If a compiler translates the code in relatively literal fashion, and if all the checks for system state are repeated after the prepare_for_activation() , the system may be robust against almost any plausible single glitch event, even those which would arbitrarily corrupt the program counter and stack. 如果编译器以相对原义的方式转换代码，并且在prepare_for_activation()之后重复了对系统状态的所有检查，则该系统可以抵抗几乎任何可能的单个故障事件，甚至那些会任意破坏程序计数器和堆。 If a glitch occurs just after a call to prepare_for_activation() , that would imply that activation would have been appropriate (since there's no other reason prepare_for_activation() would have been called before the glitch). 如果在调用prepare_for_activation()之后发生小故障，则意味着激活是适当的（因为没有其他原因会在小故障之前调用prepare_for_activation() ）。 If the glitch causes code to reach prepare_for_activation() inappropriately, but there are no subsequent glitch events, there would be no way for code to subsequently reach trigger_activation() without having passed through the validation check or calling cancel_preparations first [if the stack glitches, execution might proceed to a spot just before trigger_activation() after the context that called prepare_for_activation() returns, but the call to cancel_preparations() would have occurred between the calls to prepare_for_activation() and trigger_activation() , thus rendering the latter call harmless. 如果故障导致代码不适当地到达prepare_for_activation() ，但没有后续故障事件，那么代码将无法随后通过未通过验证检查或先调用cancel_preparations到达trigger_activation() [如果堆栈出现故障，执行可能会在调用prepare_for_activation()返回的上下文之后刚好在trigger_activation()之前执行，但是对cancel_preparations()的调用会在对prepare_for_activation()和trigger_activation()的调用之间发生，因此使后者的调用无害。

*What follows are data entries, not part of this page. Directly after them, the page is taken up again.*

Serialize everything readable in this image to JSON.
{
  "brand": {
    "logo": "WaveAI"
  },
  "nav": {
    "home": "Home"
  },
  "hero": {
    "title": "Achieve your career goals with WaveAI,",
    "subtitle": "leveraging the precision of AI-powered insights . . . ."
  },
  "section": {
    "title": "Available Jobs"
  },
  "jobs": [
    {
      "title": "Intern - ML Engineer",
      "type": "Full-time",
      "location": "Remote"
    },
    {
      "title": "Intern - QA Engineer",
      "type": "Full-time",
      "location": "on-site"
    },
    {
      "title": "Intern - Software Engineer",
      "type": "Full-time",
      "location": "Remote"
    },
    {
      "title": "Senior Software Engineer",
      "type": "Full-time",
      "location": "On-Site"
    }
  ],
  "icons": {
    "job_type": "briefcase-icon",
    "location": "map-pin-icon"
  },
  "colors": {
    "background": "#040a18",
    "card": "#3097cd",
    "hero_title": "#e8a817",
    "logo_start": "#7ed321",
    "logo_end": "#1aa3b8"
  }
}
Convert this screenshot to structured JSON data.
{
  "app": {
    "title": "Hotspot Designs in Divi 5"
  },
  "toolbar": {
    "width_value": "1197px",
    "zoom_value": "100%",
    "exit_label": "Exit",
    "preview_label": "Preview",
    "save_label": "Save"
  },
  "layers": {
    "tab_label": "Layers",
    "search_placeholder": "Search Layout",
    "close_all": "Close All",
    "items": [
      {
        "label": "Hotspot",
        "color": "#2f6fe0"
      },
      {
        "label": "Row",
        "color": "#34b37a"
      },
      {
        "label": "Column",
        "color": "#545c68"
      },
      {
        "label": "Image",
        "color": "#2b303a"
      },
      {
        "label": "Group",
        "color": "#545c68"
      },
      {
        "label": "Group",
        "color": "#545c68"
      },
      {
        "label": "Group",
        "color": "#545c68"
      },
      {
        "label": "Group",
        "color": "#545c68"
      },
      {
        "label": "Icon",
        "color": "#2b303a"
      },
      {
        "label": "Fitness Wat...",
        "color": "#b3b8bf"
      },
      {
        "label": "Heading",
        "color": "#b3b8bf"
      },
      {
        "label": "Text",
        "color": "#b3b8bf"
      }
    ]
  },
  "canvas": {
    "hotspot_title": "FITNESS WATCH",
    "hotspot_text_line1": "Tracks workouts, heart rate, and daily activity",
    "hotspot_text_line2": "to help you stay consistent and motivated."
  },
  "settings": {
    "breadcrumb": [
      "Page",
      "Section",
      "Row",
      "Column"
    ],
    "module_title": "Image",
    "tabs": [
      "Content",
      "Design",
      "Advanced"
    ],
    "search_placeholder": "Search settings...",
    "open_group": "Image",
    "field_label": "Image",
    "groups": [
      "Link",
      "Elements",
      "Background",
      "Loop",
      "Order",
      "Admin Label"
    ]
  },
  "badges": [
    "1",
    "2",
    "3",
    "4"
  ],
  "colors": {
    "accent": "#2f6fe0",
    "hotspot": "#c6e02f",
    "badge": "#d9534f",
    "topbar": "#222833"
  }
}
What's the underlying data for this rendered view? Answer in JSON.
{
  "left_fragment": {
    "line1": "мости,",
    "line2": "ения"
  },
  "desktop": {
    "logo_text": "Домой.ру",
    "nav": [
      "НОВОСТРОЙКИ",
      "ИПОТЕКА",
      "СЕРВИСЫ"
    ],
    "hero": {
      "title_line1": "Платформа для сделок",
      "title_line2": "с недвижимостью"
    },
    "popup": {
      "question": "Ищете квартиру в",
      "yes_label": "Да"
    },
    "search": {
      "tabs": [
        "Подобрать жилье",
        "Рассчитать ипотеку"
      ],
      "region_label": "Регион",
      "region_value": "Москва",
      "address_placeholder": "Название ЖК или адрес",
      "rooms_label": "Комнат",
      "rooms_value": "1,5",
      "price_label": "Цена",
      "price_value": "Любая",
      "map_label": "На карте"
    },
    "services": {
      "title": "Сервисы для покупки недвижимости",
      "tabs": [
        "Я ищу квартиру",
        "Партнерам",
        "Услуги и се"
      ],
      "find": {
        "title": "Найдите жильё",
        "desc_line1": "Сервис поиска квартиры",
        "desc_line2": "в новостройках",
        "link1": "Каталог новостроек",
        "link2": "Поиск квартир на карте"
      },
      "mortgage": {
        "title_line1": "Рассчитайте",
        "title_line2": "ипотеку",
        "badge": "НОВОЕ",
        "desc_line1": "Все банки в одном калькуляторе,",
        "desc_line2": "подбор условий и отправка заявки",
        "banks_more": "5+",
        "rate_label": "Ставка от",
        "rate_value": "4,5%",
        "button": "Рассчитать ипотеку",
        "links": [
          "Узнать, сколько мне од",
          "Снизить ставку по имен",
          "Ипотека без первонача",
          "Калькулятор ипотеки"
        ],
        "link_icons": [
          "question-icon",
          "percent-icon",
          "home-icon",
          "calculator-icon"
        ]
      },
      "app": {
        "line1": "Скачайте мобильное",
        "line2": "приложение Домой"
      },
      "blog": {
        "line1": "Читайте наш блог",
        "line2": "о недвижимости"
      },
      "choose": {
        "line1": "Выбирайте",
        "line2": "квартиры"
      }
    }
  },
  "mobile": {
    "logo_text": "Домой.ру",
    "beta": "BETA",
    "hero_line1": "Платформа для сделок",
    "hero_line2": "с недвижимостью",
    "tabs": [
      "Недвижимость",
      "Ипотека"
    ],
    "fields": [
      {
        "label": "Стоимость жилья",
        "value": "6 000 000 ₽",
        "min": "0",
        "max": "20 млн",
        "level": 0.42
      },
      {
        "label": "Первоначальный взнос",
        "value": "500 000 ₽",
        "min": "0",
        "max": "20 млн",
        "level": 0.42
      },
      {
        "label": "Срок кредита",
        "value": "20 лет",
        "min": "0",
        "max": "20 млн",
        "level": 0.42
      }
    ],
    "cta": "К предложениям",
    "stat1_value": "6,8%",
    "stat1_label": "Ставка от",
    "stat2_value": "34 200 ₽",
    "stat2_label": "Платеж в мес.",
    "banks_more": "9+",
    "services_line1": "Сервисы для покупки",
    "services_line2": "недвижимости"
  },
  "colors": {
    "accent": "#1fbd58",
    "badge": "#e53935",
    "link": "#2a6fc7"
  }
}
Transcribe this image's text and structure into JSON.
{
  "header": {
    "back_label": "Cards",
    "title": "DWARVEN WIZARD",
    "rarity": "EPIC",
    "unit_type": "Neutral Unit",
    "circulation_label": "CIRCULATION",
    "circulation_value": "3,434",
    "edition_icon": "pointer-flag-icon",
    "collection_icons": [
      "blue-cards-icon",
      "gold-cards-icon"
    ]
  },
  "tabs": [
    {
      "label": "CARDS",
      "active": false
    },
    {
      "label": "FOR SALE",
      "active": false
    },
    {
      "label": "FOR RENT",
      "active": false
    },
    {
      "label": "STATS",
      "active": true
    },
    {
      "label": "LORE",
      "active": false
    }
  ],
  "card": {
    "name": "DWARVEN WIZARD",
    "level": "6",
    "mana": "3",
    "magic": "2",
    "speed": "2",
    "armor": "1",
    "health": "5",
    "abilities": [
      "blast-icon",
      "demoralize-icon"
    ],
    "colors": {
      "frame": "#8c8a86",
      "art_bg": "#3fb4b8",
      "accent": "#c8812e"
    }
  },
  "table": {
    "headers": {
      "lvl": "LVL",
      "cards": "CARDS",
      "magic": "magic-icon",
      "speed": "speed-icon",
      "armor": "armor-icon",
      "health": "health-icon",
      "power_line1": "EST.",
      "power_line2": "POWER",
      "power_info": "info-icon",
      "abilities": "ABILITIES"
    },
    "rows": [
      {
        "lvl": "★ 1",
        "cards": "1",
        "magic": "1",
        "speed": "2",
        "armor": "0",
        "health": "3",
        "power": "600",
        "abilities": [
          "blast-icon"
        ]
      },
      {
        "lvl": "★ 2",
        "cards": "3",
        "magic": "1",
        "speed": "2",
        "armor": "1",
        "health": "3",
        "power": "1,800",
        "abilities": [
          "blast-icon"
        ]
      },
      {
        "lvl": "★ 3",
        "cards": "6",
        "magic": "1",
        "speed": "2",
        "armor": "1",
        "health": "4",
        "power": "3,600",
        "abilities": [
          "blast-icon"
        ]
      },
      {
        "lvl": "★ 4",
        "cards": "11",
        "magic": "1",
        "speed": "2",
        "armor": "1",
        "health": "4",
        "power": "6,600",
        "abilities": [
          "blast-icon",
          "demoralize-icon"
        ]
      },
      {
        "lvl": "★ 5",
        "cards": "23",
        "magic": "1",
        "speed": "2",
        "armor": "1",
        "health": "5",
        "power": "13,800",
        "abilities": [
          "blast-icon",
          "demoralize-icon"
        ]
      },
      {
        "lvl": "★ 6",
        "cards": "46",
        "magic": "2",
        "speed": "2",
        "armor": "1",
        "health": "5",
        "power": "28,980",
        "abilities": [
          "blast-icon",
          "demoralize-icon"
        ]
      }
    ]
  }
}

Such code may be safe in traditional C, but not with modern C compilers. 这样的代码在传统C语言中可能是安全的，但在现代C编译器中则不是。 Such compilers can be very dangerous in that sort of environment because aggressive they strive to only include code which will be relevant in situations that could come about via some well-defined mechanism and whose resulting consequences would also be well defined. 这样的编译器在那种环境下可能非常危险，因为激进的编译器会努力只包含与某些情况相关的代码，这些情况可能通过某种定义良好的机制发生，并且其后果也将得到很好的定义。 Code whose purpose would be to detect and clean up after failures may, in some cases, end up making things worse. 在某些情况下，目的是要在故障后进行检测和清除的代码可能最终使情况变得更糟。 If the compiler determines that the attempted recovery would in some cases invoke undefined behavior, it may infer that the conditions that would necessitate such recovery in such cases cannot possibly occur, thus eliminating the code that would have checked for them. 如果编译器确定在某些情况下尝试进行的恢复将调用未定义的行为，则它可以推断出在这种情况下可能需要进行这种恢复的条件不可能发生，从而消除了要检查它们的代码。